If we, again, look at the medication from a pscycho-pharmacological perspective we are left to draw unexpected conclusions. Therefore lets look at dopamine, again a single neurotransmitter which receives almost all the blame for the variable disorder. Haldol, risperidone, olanzapine and any other first or second generation anti-psychotic act majorly as dopamine receptor antagonists (D2 majorly). After the drug is administered and once it or its metabolites cross the blood brain barrier binding at the corresponding post-synaptic receptors occurs, preventing the elicitation of the usual physiological response. Hyperactive firing of these post-synaptic dopamine receptors is being used as the arbitrary claim for causing the psychotic symptoms thus slowing the firing should alleviate the psychosis. Be it as that may, the brain begins soon to compensate. Post-synaptic receptors sense a lowered activity and respond by surfacing more receptors hoping to raise the chance of transmitter-binding and so increase the net firing rate. Additionally, the drug binds to the feedback autoreceptors on the pre-synaptic neuron increasing either transmitter synthesis or release or both. The dopamine receptors have successfully been hyper-sensitized, laying the groundwork for a heightened chance of relapse if the medication is discontinued.(2) Behaviorally, the patient seems to stabilize, at least in the short-term, under the influence of medication, and because his/her dopamine receptor become super-sensitive with continued use abstaining from the drug will likely precipitate another psychotic episode. Unfortunately, many tend to make the wrong connections, to the advantage of the pharmaceutical companies synthesizing the drug, and blame the relapse on not abiding to the prescribed medication regimen, albeit the medication itself is directly responsible. The delusion has been born. The result of this maladaptive approach is turning what could have been a temporary psychosis into a perennial problem, hindering any hopes for a favorable prognosis - integration back into the society becomes an unattainable dream.(3)

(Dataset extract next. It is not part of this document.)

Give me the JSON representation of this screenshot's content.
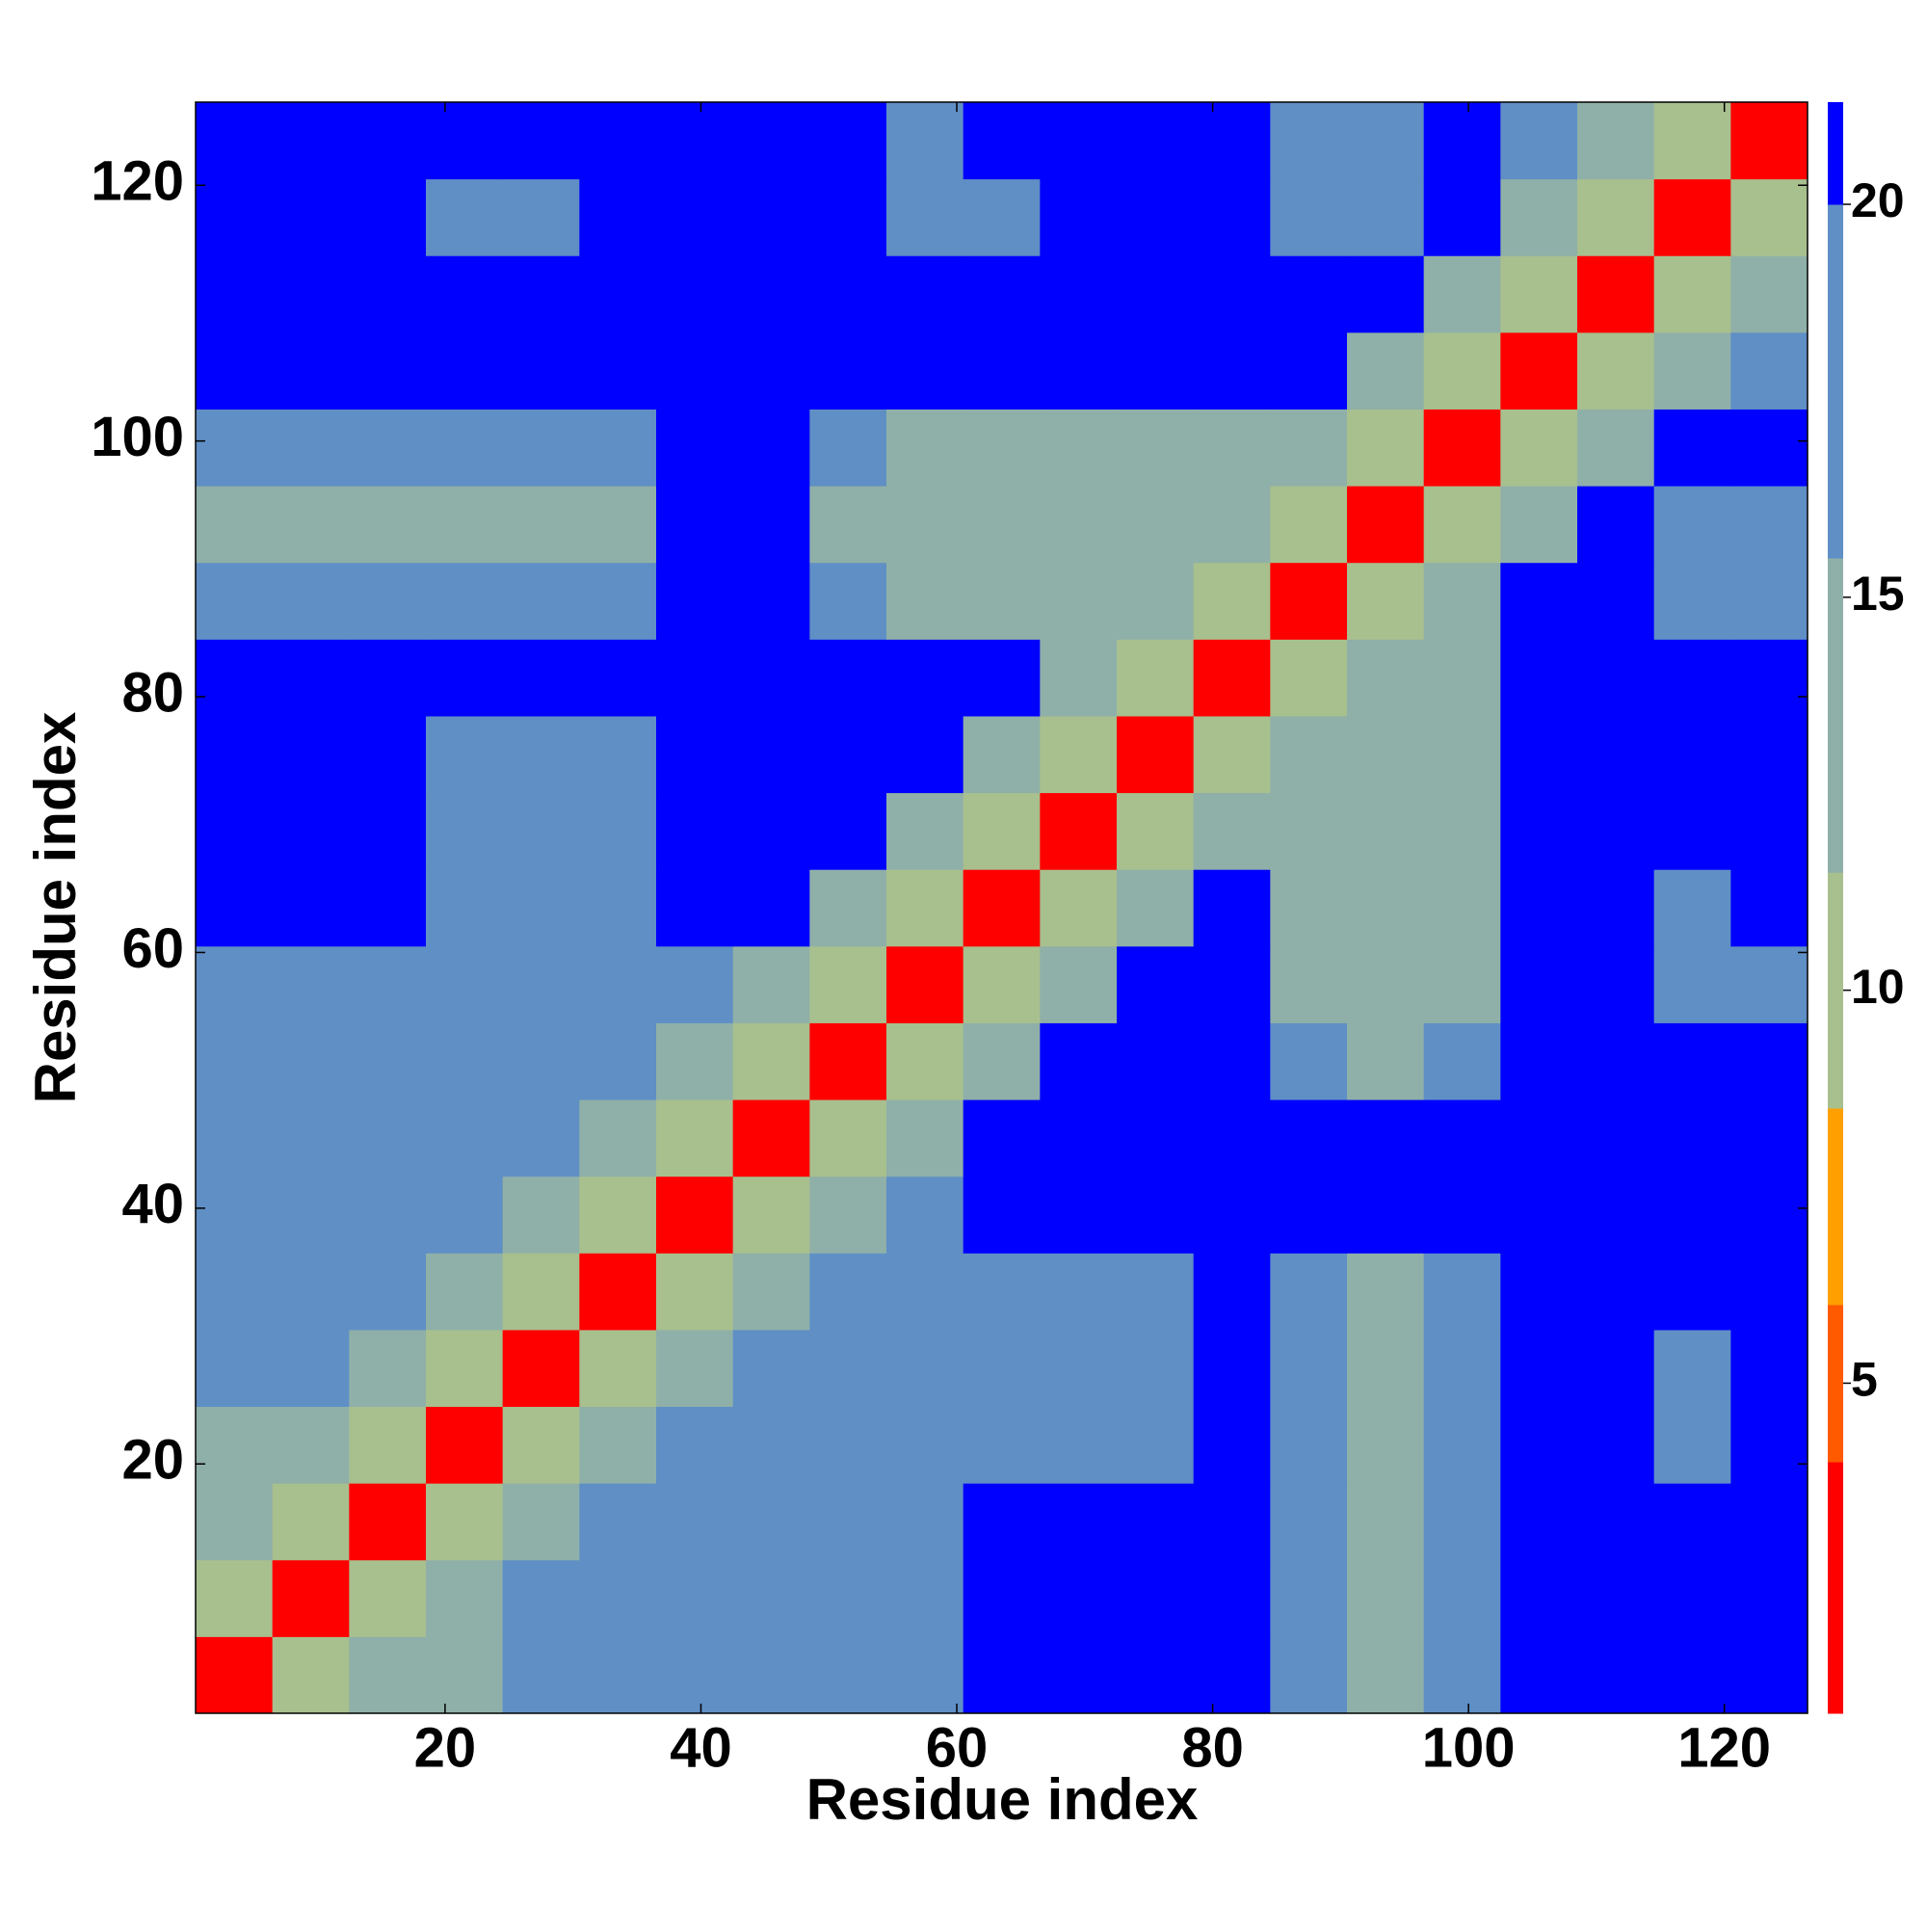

As if it were not sufficient already, neuroleptics begin to further degenerate the patient's life as their use continues. The side effects of neuroleptics include many irritating symptoms such as lethargy, weight gain, dry mouth and restlessness, none of which convey a feeling of recovery or complacence. Furthermore, the sensitization of the dopaminergic system in neuroleptic users has been associated with development of tardive dyskinesia, manifested as bodily tics, which is often irreversible indicating permanent damage.(1) What is the antidote to tardive dyskinesia? The answer is more neuroleptics. This is why it can be hard to detect if the patient is committed to the medication, as the drug is masking the symptoms it is causing. To everyone's surprise this is not a novel discovery as the study on which I am basing majority of this text is over three decades old. Thirty years is more than enough time for the information to have spread yet it failed to do so.
References:
(1) - Am J Psychiatry 135:11, November 1978:
Another implication is the possibility that this super-sensitivity is irreversible. This is accepted to be true of tardive dyskinesia unless it is diagnosed early and medication is discontinued. If the same irreversibility is occuring in the mesolimbic region, the result would be patients who must remain on neuroleptics for the rest of their life regardless of the natural course of their illness.
(2) - Am J Psychiatry 135:11, November 1978:
In the studies done by Hogarty's group, two thirds of patients thought to be suitable for drug withdrawal after 2 years of drug therapy relapsed following drug discontinuation, causing the authors to state that "the need for maintenance chemotherapy may be indefinite. In some of these cases, the need for continued neuroleptic treatment may itself be drug-induced.
(3) - Am J Psychiatry 135:11, November 1978:
We suggest that neuroleptics can produce a dopamine supersensitivity that leads to both dyskinetic and psychotic symptoms.